Le moment de gloire de Mario Draghi a eu lieu durant l’été 2012. À l’occasion d’une conférence bizarre de Londres, vaguement liée au début des JO, le président de la BCE promit de faire « tout ce qui serait nécessaire » pour sauver l’euro.

Il n’était en poste que depuis 8 mois, mais sa promesse eut un impact important, elle fut un tournant de la crise bancaire et de la dette souveraine qui secouait l’Europe. La BCE s’engageait à acheter des obligations jusqu’à ce que le marché arrête de paniquer.

Cela a marché. Il a offert un ballon d’oxygène à la zone euro, donnant du temps aux politiciens pour régler ses problèmes, la stabiliser afin de la préparer pour le futur. Ils ne l’ont pas fait, alors que Draghi en appelait à des réformes de façon insistante.

Son successeur sera choisi dans les mois à venir. Les élections européennes ont planté le décor des tractations qui décideront des nominations aux postes européens importants. Mais comme le règne de Draghi le montre, le pouvoir des politiques monétaires et des régulations bancaires a ses limites.

Il a défini le cadre opératoire de la banque centrale. Son successeur héritera d’une organisation qui se comporte de façon plutôt prévisible, avec peut-être un peu de marge de manœuvre pour être plus accommodante, ou serrer quelque peu la vis.

Tout changement de politique monétaire sera dicté non pas par la personnalité de son successeur, mais par les événements. La même chose est valable en Grande-Bretagne. On nous avait présenté Mark Carney comme un banquier « rock star » lorsqu’il a pris la tête de la BoE en 2013. Il a assuré durant les grands événements, notamment en rassurant les marchés après le Brexit, il a implémenté des réformes (dont certaines étaient déjà bien en marche lorsqu’il est arrivé) importantes.

Mais en termes de taux, son règne n’a pas eu beaucoup d’influence.
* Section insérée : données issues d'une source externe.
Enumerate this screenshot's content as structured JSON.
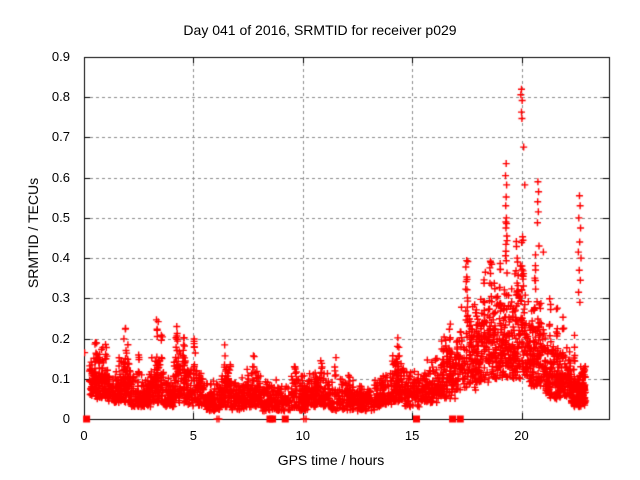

Le taux directeur britannique est de 0,75 %, soit un chouia supérieur au taux en vigueur durant sa prise de fonction (0,5%). Il y a 6 ans, on espérait le retour des taux « normaux ». Au lieu de cela, les décideurs de la BoE ont passé ces dernières années à expliquer aux épargnants furieux qu’ils n’étaient pas responsables des taux ultras bas.

Ils sont le produit de notre environnement. À savoir croissance, productivité et investissements faibles qui ont poussé à la baisse le coût du crédit à l’échelle mondiale. Cela signifie donc que la marge de manœuvre des banquiers centraux est très limitée. Ils sont réduits à faire des ajustements marginaux des taux pour influencer l’économie et l’inflation, tout en devant prendre garde de ne pas faire une grosse gaffe.

Une hausse prématurée peut entraver la croissance. Des taux trop bas peuvent créer des bulles. En cas de pic soudain de la productivité, disons en raison de l’impact de nouvelles technologies ou d’un boum des investissements, les taux pourraient grimper. Mais ce ne serait pas grâce aux banques centrales, elles ont découvert qu’elles n’ont que très peu d’influence sur la productivité.

En bref, il ne faut rien attendre de ces successions. Ce qui ne veut pas dire qu’il s’agit d’un job facile. (…)

En conclusion : ces dernières années nous ont montré que les banquiers centraux ont un pouvoir limité. Actuellement, leur mission consiste à empêcher les gros accidents, à réagir aux événements sans pouvoir dicter leur cours, à rassurer autant que possible.